25      Eu égard à la substance des moyens avancés par la requérante, après avoir rappelé les dispositions et la jurisprudence pertinentes, il convient d’examiner ses arguments visant à infirmer les constatations de la chambre de recours relatives aux circonstances entourant la demande d’enregistrement de la marque litigieuse, puis ceux concernant la conclusion de la chambre de recours quant à la mauvaise foi de Copernicus et, enfin, ceux tirés de ce que la chambre de recours n’a pas suffisamment tenu compte de la mauvaise foi de l’intervenante.

1.     Sur les dispositions et la jurisprudence pertinentes

26      Le régime d’enregistrement d’une marque de l’Union européenne repose sur le principe du « premier déposant », inscrit à l’article 8, paragraphe 2, du règlement nº 207/2009. En vertu de ce principe, un signe ne peut être enregistré en tant que marque de l’Union européenne que pour autant qu’une marque antérieure n’y fasse pas obstacle [voir arrêt du 11 juillet 2013, SA.PAR./OHMI – Salini Costruttori (GRUPPO SALINI), T‑321/10, EU:T:2013:372, point 17 et jurisprudence citée].

27      Toutefois, l’application de ce principe est nuancée, notamment, par l’article 52, paragraphe 1, sous b), du règlement nº 207/2009, en vertu duquel la nullité d’une marque de l’Union européenne doit être déclarée, sur demande présentée devant l’EUIPO ou sur demande reconventionnelle dans une action en contrefaçon, lorsque le déposant était de mauvaise foi lors du dépôt de la demande de marque (voir arrêt du 11 juillet 2013, GRUPPO SALINI, T‑321/10, EU:T:2013:372, point 18 et jurisprudence citée).

28      La notion de mauvaise foi visée à l’article 52, paragraphe 1, sous b), du règlement nº 207/2009 se rapporte à une motivation subjective de la personne présentant une demande d’enregistrement de marque, à savoir une intention malhonnête ou autre motif dommageable.
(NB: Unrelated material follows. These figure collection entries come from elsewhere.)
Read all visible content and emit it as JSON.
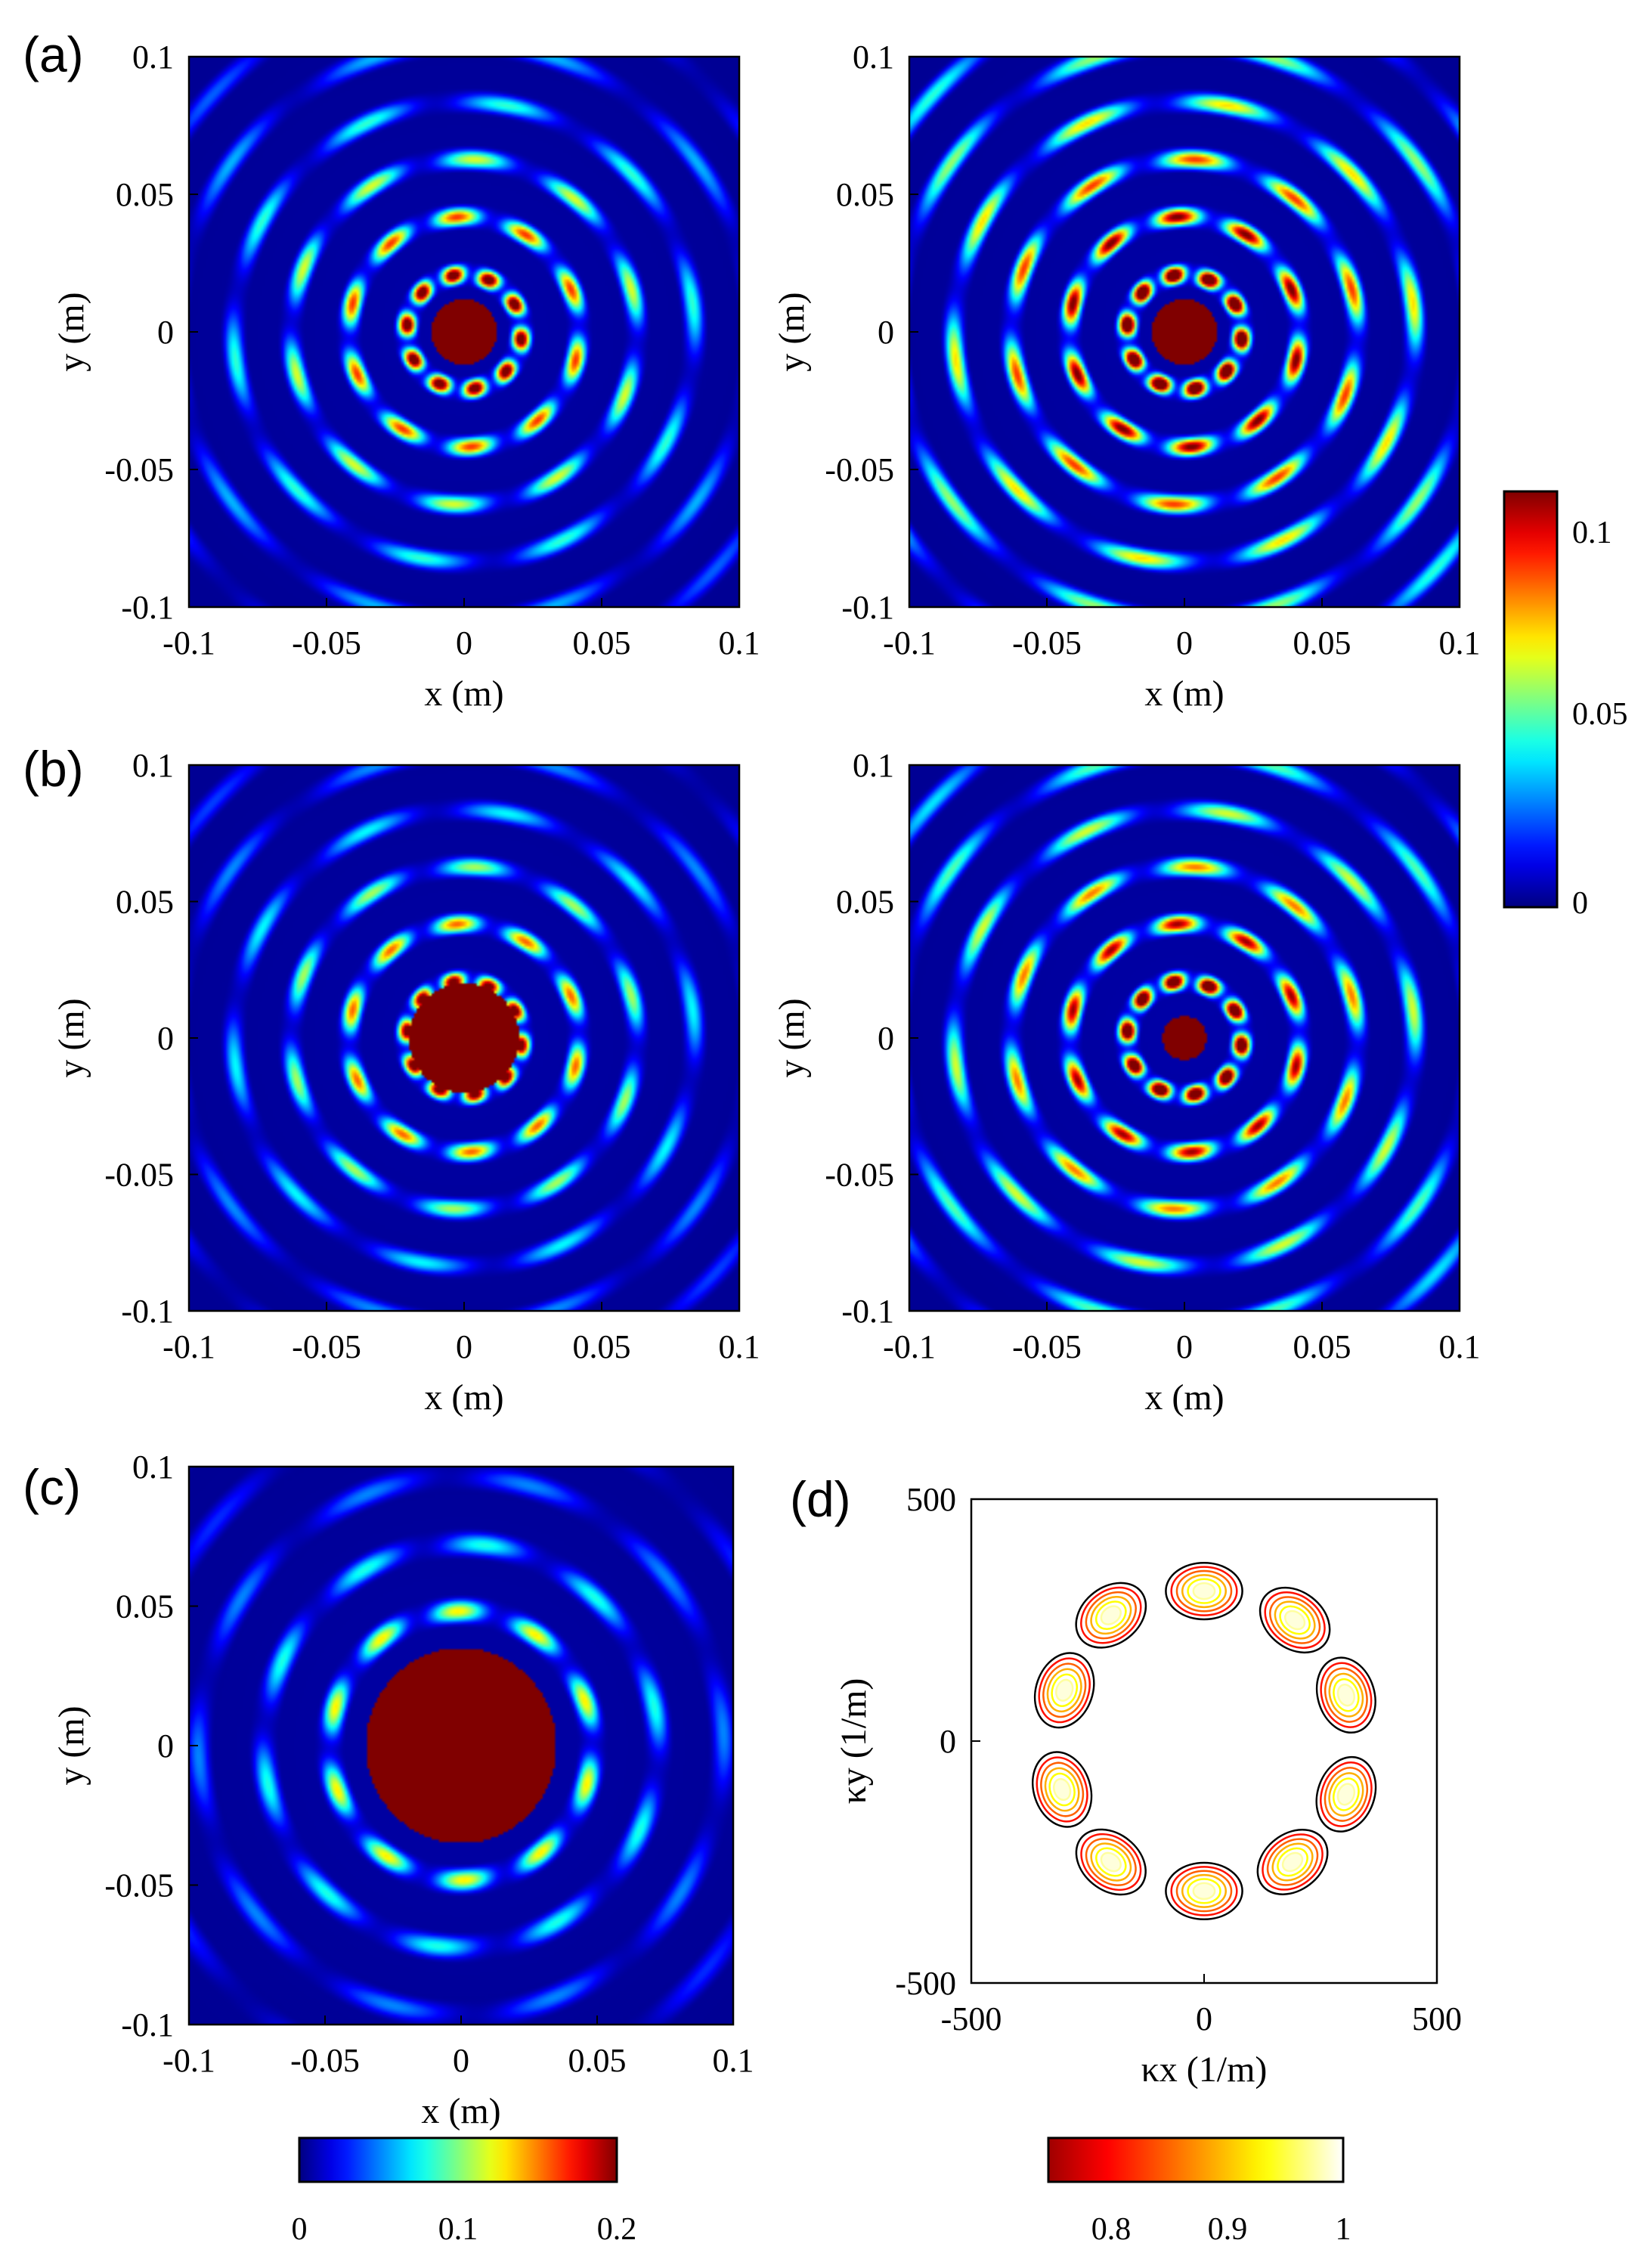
{
  "chart_data": [
    {
      "type": "heatmap",
      "panel_label": "(a)",
      "xlabel": "x (m)",
      "ylabel": "y (m)",
      "xlim": [
        -0.1,
        0.1
      ],
      "ylim": [
        -0.1,
        0.1
      ],
      "x_ticks": [
        "-0.1",
        "-0.05",
        "0",
        "0.05",
        "0.1"
      ],
      "y_ticks": [
        "0.1",
        "0.05",
        "0",
        "-0.05",
        "-0.1"
      ],
      "pattern": {
        "ring_k": 300,
        "lobes": 10,
        "decay": 0.06,
        "core": 0.012
      }
    },
    {
      "type": "heatmap",
      "panel_label": "",
      "xlabel": "x (m)",
      "ylabel": "y (m)",
      "xlim": [
        -0.1,
        0.1
      ],
      "ylim": [
        -0.1,
        0.1
      ],
      "x_ticks": [
        "-0.1",
        "-0.05",
        "0",
        "0.05",
        "0.1"
      ],
      "y_ticks": [
        "0.1",
        "0.05",
        "0",
        "-0.05",
        "-0.1"
      ],
      "pattern": {
        "ring_k": 300,
        "lobes": 10,
        "decay": 0.09,
        "core": 0.012
      }
    },
    {
      "type": "heatmap",
      "panel_label": "(b)",
      "xlabel": "x (m)",
      "ylabel": "y (m)",
      "xlim": [
        -0.1,
        0.1
      ],
      "ylim": [
        -0.1,
        0.1
      ],
      "x_ticks": [
        "-0.1",
        "-0.05",
        "0",
        "0.05",
        "0.1"
      ],
      "y_ticks": [
        "0.1",
        "0.05",
        "0",
        "-0.05",
        "-0.1"
      ],
      "pattern": {
        "ring_k": 300,
        "lobes": 10,
        "decay": 0.055,
        "core": 0.02
      }
    },
    {
      "type": "heatmap",
      "panel_label": "",
      "xlabel": "x (m)",
      "ylabel": "y (m)",
      "xlim": [
        -0.1,
        0.1
      ],
      "ylim": [
        -0.1,
        0.1
      ],
      "x_ticks": [
        "-0.1",
        "-0.05",
        "0",
        "0.05",
        "0.1"
      ],
      "y_ticks": [
        "0.1",
        "0.05",
        "0",
        "-0.05",
        "-0.1"
      ],
      "pattern": {
        "ring_k": 300,
        "lobes": 10,
        "decay": 0.08,
        "core": 0.008
      }
    },
    {
      "type": "heatmap",
      "panel_label": "(c)",
      "xlabel": "x (m)",
      "ylabel": "y (m)",
      "xlim": [
        -0.1,
        0.1
      ],
      "ylim": [
        -0.1,
        0.1
      ],
      "x_ticks": [
        "-0.1",
        "-0.05",
        "0",
        "0.05",
        "0.1"
      ],
      "y_ticks": [
        "0.1",
        "0.05",
        "0",
        "-0.05",
        "-0.1"
      ],
      "pattern": {
        "ring_k": 260,
        "lobes": 10,
        "decay": 0.05,
        "core": 0.035
      }
    },
    {
      "type": "contour",
      "panel_label": "(d)",
      "xlabel": "κx (1/m)",
      "ylabel": "κy (1/m)",
      "xlim": [
        -500,
        500
      ],
      "ylim": [
        -500,
        500
      ],
      "x_ticks": [
        "-500",
        "0",
        "500"
      ],
      "y_ticks": [
        "500",
        "0",
        "-500"
      ],
      "contour_levels": [
        0.76,
        0.8,
        0.84,
        0.88,
        0.92,
        0.96
      ],
      "peaks": [
        {
          "kx": 0,
          "ky": 310
        },
        {
          "kx": 195,
          "ky": 250
        },
        {
          "kx": 305,
          "ky": 95
        },
        {
          "kx": 305,
          "ky": -110
        },
        {
          "kx": 190,
          "ky": -250
        },
        {
          "kx": 0,
          "ky": -310
        },
        {
          "kx": -200,
          "ky": -250
        },
        {
          "kx": -305,
          "ky": -100
        },
        {
          "kx": -300,
          "ky": 105
        },
        {
          "kx": -200,
          "ky": 260
        }
      ]
    }
  ],
  "colorbars": [
    {
      "colormap": "jet",
      "ticks": [
        "0.1",
        "0.05",
        "0"
      ]
    },
    {
      "colormap": "jet",
      "ticks": [
        "0",
        "0.1",
        "0.2"
      ]
    },
    {
      "colormap": "hot",
      "ticks": [
        "0.8",
        "0.9",
        "1"
      ]
    }
  ]
}
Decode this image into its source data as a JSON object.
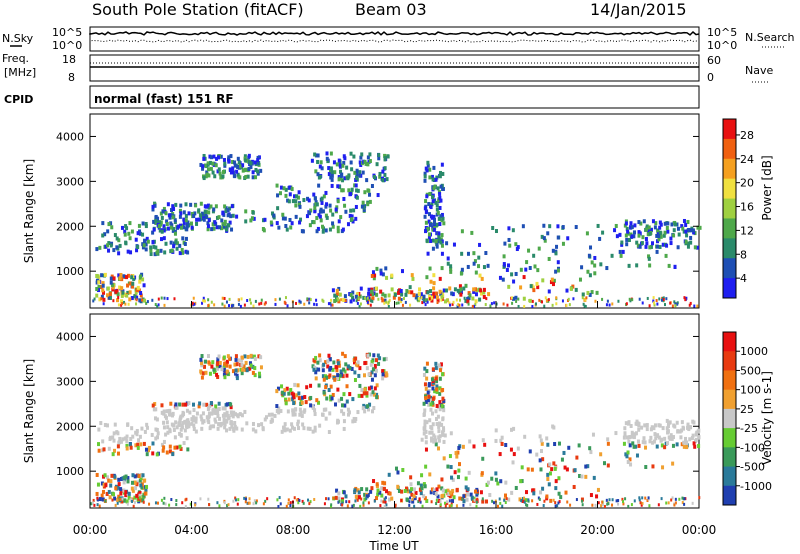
{
  "header": {
    "station": "South Pole Station (fitACF)",
    "beam": "Beam 03",
    "date": "14/Jan/2015"
  },
  "aux_panel": {
    "nsky_label": "N.Sky",
    "nsearch_label": "N.Search",
    "nsky_ticks": [
      "10^5",
      "10^0"
    ],
    "nsearch_ticks": [
      "10^5",
      "10^0"
    ],
    "freq_label": "Freq.",
    "freq_unit": "[MHz]",
    "freq_ticks": [
      "18",
      "8"
    ],
    "nave_label": "Nave",
    "nave_ticks": [
      "60",
      "0"
    ],
    "cpid_label": "CPID",
    "cpid_value": "normal (fast) 151 RF"
  },
  "chart_data": [
    {
      "type": "heatmap",
      "title": "",
      "quantity": "Power",
      "xlabel": "Time UT",
      "ylabel": "Slant Range [km]",
      "x_ticks": [
        "00:00",
        "04:00",
        "08:00",
        "12:00",
        "16:00",
        "20:00",
        "00:00"
      ],
      "x_range_hours": [
        0,
        24
      ],
      "y_ticks": [
        1000,
        2000,
        3000,
        4000
      ],
      "ylim": [
        180,
        4500
      ],
      "colorbar": {
        "label": "Power [dB]",
        "ticks": [
          4,
          8,
          12,
          16,
          20,
          24,
          28
        ],
        "range": [
          0,
          30
        ],
        "colors": [
          "#1f1ff0",
          "#1e4fb4",
          "#2a8a6a",
          "#4ea84a",
          "#9fd040",
          "#f0e040",
          "#f5a020",
          "#f06010",
          "#e81010"
        ]
      }
    },
    {
      "type": "heatmap",
      "title": "",
      "quantity": "Velocity",
      "xlabel": "Time UT",
      "ylabel": "Slant Range [km]",
      "x_ticks": [
        "00:00",
        "04:00",
        "08:00",
        "12:00",
        "16:00",
        "20:00",
        "00:00"
      ],
      "x_range_hours": [
        0,
        24
      ],
      "y_ticks": [
        1000,
        2000,
        3000,
        4000
      ],
      "ylim": [
        180,
        4500
      ],
      "colorbar": {
        "label": "Velocity [m s-1]",
        "ticks": [
          "1000",
          "500",
          "100",
          "25",
          "-25",
          "-100",
          "-500",
          "-1000"
        ],
        "colors": [
          "#1f3fb0",
          "#2a7a9a",
          "#3a9a5a",
          "#66cc33",
          "#c8c8c8",
          "#f0a030",
          "#f07010",
          "#e83a10",
          "#e81010"
        ]
      }
    }
  ]
}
Elle implique un comportement s’écartant des principes reconnus comme étant ceux entourant un comportement éthique ou des usages honnêtes en matière industrielle ou commerciale [voir, en ce sens, arrêt du 14 février 2012, Peeters Landbouwmachines/OHMI – Fors MW (BIGAB), T‑33/11, EU:T:2012:77, points 35 à 38, et conclusions de l’avocat général Sharpston dans l’affaire Chocoladefabriken Lindt & Sprüngli, C‑529/07, EU:C:2009:148, point 60].

29      Afin d’apprécier si un déposant est de mauvaise foi, il convient notamment d’examiner s’il envisage d’utiliser la marque demandée. Dans ce contexte, il convient de rappeler que la fonction essentielle d’une marque consiste à garantir au consommateur ou à l’utilisateur final l’identité d’origine du produit ou du service concerné, en lui permettant de distinguer sans confusion possible ce produit ou ce service de ceux qui ont une autre provenance (arrêt du 11 juin 2009, Chocoladefabriken Lindt & Sprüngli, C‑529/07, EU:C:2009:361, point 45).

30      L’intention d’empêcher la commercialisation d’un produit peut, dans certaines circonstances, caractériser la mauvaise foi du demandeur. Tel est notamment le cas lorsqu’il s’avère, ultérieurement, que ce dernier a fait enregistrer un signe en tant que marque de l’Union européenne sans avoir l’intention d’en faire usage, uniquement en vue d’empêcher l’entrée d’un tiers sur le marché [arrêts du 11 juin 2009, Chocoladefabriken Lindt & Sprüngli, C‑529/07, EU:C:2009:361, points 43 et 44, et du 8 mai 2014, Simca Europe/OHMI – PSA Peugeot Citroën (Simca), T‑327/12, EU:T:2014:240, point 37].

31      L’intention du demandeur au moment pertinent est un élément subjectif qui doit être apprécié en prenant en considération tous les facteurs pertinents propres au cas d’espèce et existant au moment du dépôt de la demande d’enregistrement d’un signe en tant que marque de l’Union européenne. Cette motivation sera normalement établie par référence à des critères objectifs, dont fait partie, notamment, la logique commerciale dans laquelle s’est inscrit le dépôt de la demande d’enregistrement (voir, en ce sens, arrêt du 11 juin 2009, Chocoladefabriken Lindt & Sprüngli, C‑529/07, EU:C:2009:361, points 37, 42 et 53).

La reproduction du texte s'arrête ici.